Agency: Bartle Bogle Hegarty
The supermarket giant will reduce the prices of 1,000 products as part of a Big Christmas Price Drop push that launches tomorrow (24 November).
Tesco UK chief executive Richard Brasher said the continued poor economic climate has convinced him that reducing prices is the "right option".
A Tesco spokeswoman said the majority of the 3,000 products included in the initial phase of the price drop will not return to their normal prices, because the value of groceries have been driven down as rival retailers attempt to keep up with Tesco's price cuts.
Brasher claimed he has been vindicated by rivals following suit. He added: "A lot of them dismissed Price Drop and said it was all huff and puff then launched their own price cuts."
A TV campaign pushing the Big Christmas Price Drop will launch tomorrow night during 'I'm a Celebrity…Get Me Out of Here' on ITV1. Red Brick Road created the campaign and Initiative handled the media planning and buying.

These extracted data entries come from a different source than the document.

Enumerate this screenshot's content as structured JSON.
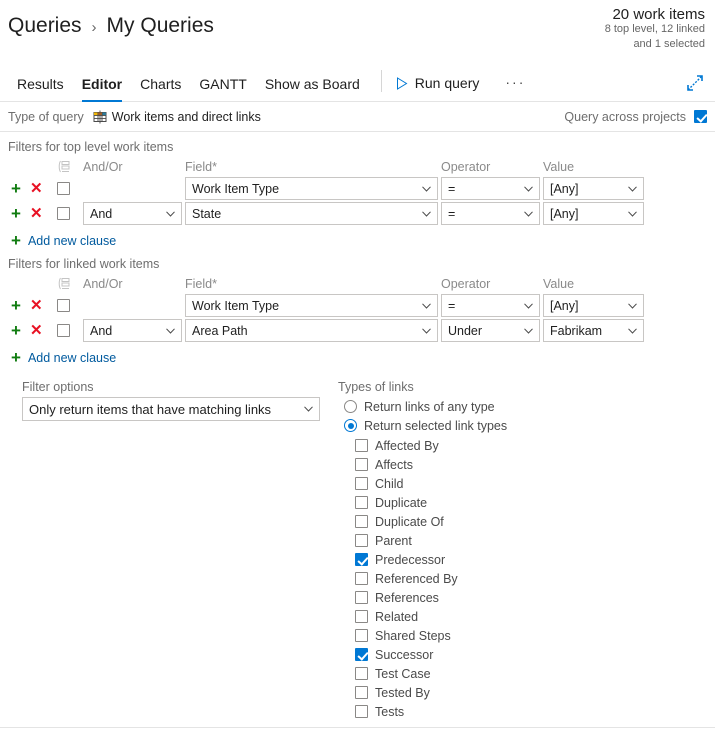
{
  "header": {
    "breadcrumb": [
      "Queries",
      "My Queries"
    ],
    "separator": "›",
    "counts": {
      "total": "20 work items",
      "line1": "8 top level, 12 linked",
      "line2": "and 1 selected"
    }
  },
  "tabs": [
    {
      "label": "Results",
      "active": false
    },
    {
      "label": "Editor",
      "active": true
    },
    {
      "label": "Charts",
      "active": false
    },
    {
      "label": "GANTT",
      "active": false
    },
    {
      "label": "Show as Board",
      "active": false
    }
  ],
  "toolbar": {
    "run_query_label": "Run query",
    "run_query_icon": "play-icon",
    "more_label": "···",
    "expand_icon": "full-screen-icon"
  },
  "query_type": {
    "label": "Type of query",
    "icon": "work-items-direct-links-icon",
    "value": "Work items and direct links",
    "across_projects_label": "Query across projects",
    "across_projects_checked": true
  },
  "top_level": {
    "title": "Filters for top level work items",
    "columns": [
      "And/Or",
      "Field*",
      "Operator",
      "Value"
    ],
    "group_icon": "group-clauses-icon",
    "rows": [
      {
        "add": "+",
        "delete": "✕",
        "grouped": false,
        "andor": "",
        "field": "Work Item Type",
        "operator": "=",
        "value": "[Any]"
      },
      {
        "add": "+",
        "delete": "✕",
        "grouped": false,
        "andor": "And",
        "field": "State",
        "operator": "=",
        "value": "[Any]"
      }
    ],
    "add_clause_label": "Add new clause",
    "add_clause_icon": "+"
  },
  "linked": {
    "title": "Filters for linked work items",
    "columns": [
      "And/Or",
      "Field*",
      "Operator",
      "Value"
    ],
    "group_icon": "group-clauses-icon",
    "rows": [
      {
        "add": "+",
        "delete": "✕",
        "grouped": false,
        "andor": "",
        "field": "Work Item Type",
        "operator": "=",
        "value": "[Any]"
      },
      {
        "add": "+",
        "delete": "✕",
        "grouped": false,
        "andor": "And",
        "field": "Area Path",
        "operator": "Under",
        "value": "Fabrikam"
      }
    ],
    "add_clause_label": "Add new clause",
    "add_clause_icon": "+"
  },
  "filter_options": {
    "label": "Filter options",
    "value": "Only return items that have matching links"
  },
  "link_types": {
    "title": "Types of links",
    "radios": [
      {
        "label": "Return links of any type",
        "selected": false
      },
      {
        "label": "Return selected link types",
        "selected": true
      }
    ],
    "items": [
      {
        "label": "Affected By",
        "checked": false
      },
      {
        "label": "Affects",
        "checked": false
      },
      {
        "label": "Child",
        "checked": false
      },
      {
        "label": "Duplicate",
        "checked": false
      },
      {
        "label": "Duplicate Of",
        "checked": false
      },
      {
        "label": "Parent",
        "checked": false
      },
      {
        "label": "Predecessor",
        "checked": true
      },
      {
        "label": "Referenced By",
        "checked": false
      },
      {
        "label": "References",
        "checked": false
      },
      {
        "label": "Related",
        "checked": false
      },
      {
        "label": "Shared Steps",
        "checked": false
      },
      {
        "label": "Successor",
        "checked": true
      },
      {
        "label": "Test Case",
        "checked": false
      },
      {
        "label": "Tested By",
        "checked": false
      },
      {
        "label": "Tests",
        "checked": false
      }
    ]
  },
  "colors": {
    "accent": "#0078d4",
    "add": "#107c10",
    "delete": "#e81123",
    "link": "#005a9e"
  }
}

Tesco will also launch a Facebook campaign on 2 December that will offer customers the chance to be reimbursed for their entire clothing shop.

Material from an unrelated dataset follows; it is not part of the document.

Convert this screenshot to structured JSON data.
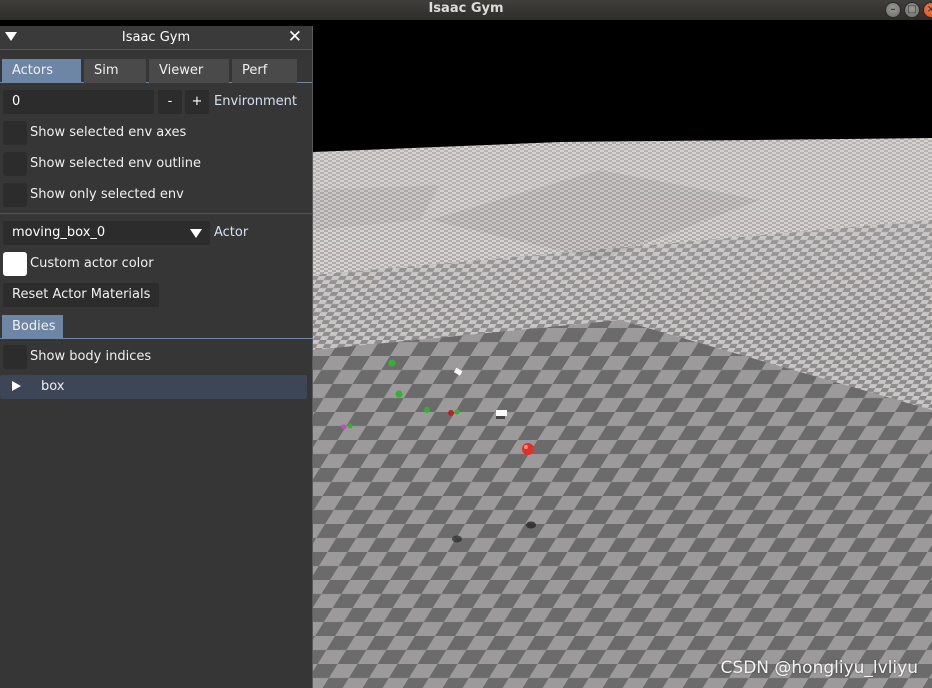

The competition will run on the "clothing at Tesco" Facebook page with each winner being capped at a maximum of £1,000.
Tesco claims that since launching the Big Price Drop eight weeks ago there have over 100 million transactions through the tills containing Price Drop lines, accounting for 90% of all transactions.
Tesco is also setting its sights on retailers such as Dixons with a TV campaign launching tonight (23 November) pushing a deal offering a Technika 40-inch 3D enabled television, eight pairs of glasses and a Philips Blu-ray Player for £499.

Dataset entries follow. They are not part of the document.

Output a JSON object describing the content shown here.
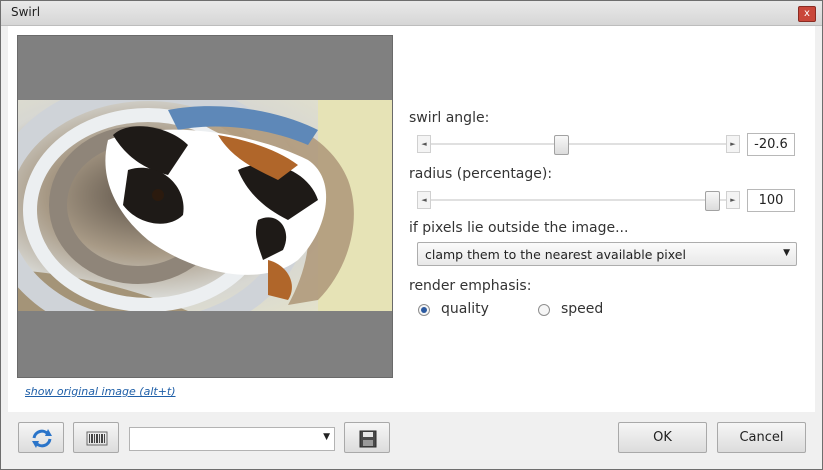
{
  "window": {
    "title": "Swirl",
    "close_glyph": "x"
  },
  "preview": {
    "show_original_link": "show original image (alt+t)"
  },
  "controls": {
    "swirl_angle": {
      "label": "swirl angle:",
      "value": "-20.6",
      "slider_fraction": 0.43
    },
    "radius": {
      "label": "radius (percentage):",
      "value": "100",
      "slider_fraction": 1.0
    },
    "edge": {
      "label": "if pixels lie outside the image...",
      "selected": "clamp them to the nearest available pixel"
    },
    "render": {
      "label": "render emphasis:",
      "options": [
        "quality",
        "speed"
      ],
      "selected": "quality"
    }
  },
  "footer": {
    "reset_icon": "refresh-icon",
    "randomize_icon": "barcode-icon",
    "preset_value": "",
    "save_icon": "save-preset-icon",
    "ok_label": "OK",
    "cancel_label": "Cancel"
  }
}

The advertising comes as Tesco invests heavily in its Tech Teams, which provide in-store technical support. Tesco has invested £12m in training the Tech Team this year, with the staff supported by after-sales advice via Techsupport.com and a specialist helpline.
The investment coincides with Dixons launching a campaign highlighting the quality of service offered by its staff.
Separately, an augmented reality (AR) trial is also being implemented by Tesco as it attempts to free up shelf space and show the full range of products it offers.
Brasher said the retailer is broadening its technology range to devices including internet connected TVs, meaning customers "can come to Tesco and get what they want rather than what we've got".